TCP Window Size Scaling


(AZM U) #21

Would someone please help me understand the relation among sequence number, acknowledgement and window size? I am totally confused when I am putting all three things together. Thank you so much.


(Lazaros Agapides) #22

Hello Azm

Yes, these numbers can be confusing. Here is an attempt to clarify these parameters:

The first thing to keep in mind is that in any TCP communication, there are actually TWO sequence numbers and TWO acknowledgement numbers: those of each party in the exchange of data. For the sake of this example, and for the diagram below, let’s call these SNL and SNR for Sequence Number Left and Sequence Number Right for the left and right hosts. Similarly, the acknowledgement numbers will be called ANL and ANR.

Note, these abbreviations are my own and are not generally accepted. I am using them only for the purpose of this example.

Take a look at this diagram:

The current state of this diagram is when the three way handshake has already been completed and transmission of data has begun.
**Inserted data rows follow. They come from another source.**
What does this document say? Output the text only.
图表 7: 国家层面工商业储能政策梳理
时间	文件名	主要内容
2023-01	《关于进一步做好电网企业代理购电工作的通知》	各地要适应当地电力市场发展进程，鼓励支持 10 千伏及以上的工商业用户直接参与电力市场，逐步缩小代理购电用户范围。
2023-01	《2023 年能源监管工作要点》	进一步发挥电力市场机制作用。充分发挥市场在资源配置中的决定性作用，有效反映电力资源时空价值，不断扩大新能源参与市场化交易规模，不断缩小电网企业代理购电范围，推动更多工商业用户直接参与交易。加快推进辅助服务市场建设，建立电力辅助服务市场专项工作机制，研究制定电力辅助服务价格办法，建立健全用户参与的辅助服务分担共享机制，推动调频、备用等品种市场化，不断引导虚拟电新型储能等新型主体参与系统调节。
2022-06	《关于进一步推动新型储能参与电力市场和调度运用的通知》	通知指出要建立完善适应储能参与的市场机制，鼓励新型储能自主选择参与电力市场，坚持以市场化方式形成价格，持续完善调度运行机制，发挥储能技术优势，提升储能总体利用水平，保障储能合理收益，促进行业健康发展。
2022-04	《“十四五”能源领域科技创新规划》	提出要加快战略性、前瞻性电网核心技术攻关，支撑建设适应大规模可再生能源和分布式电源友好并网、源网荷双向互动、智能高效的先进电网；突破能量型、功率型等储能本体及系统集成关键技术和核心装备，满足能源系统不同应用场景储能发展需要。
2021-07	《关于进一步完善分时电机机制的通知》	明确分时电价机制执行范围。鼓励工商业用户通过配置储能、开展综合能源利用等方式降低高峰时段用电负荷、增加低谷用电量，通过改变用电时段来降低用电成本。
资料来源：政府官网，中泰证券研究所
The current window size is 10.

So, the left host begins transmitting and sends a frame where SNL is 1 and ANL is 1. The SNL and ANL have been determined after the procedure of the three way handshake. (To find out how these are initially determined, take a look at Rene’s lesson here: https://networklessons.com/cisco/ccna-routing-switching/introduction-to-tcp-and-udp/ )

Since the window size is 10, the left host will send 10 bytes (this can be sent in one or more segments) and the header of the segment will have an SNL of 1 and an ANL of 1. Once 10 bytes are sent (the window size) the left host will stop.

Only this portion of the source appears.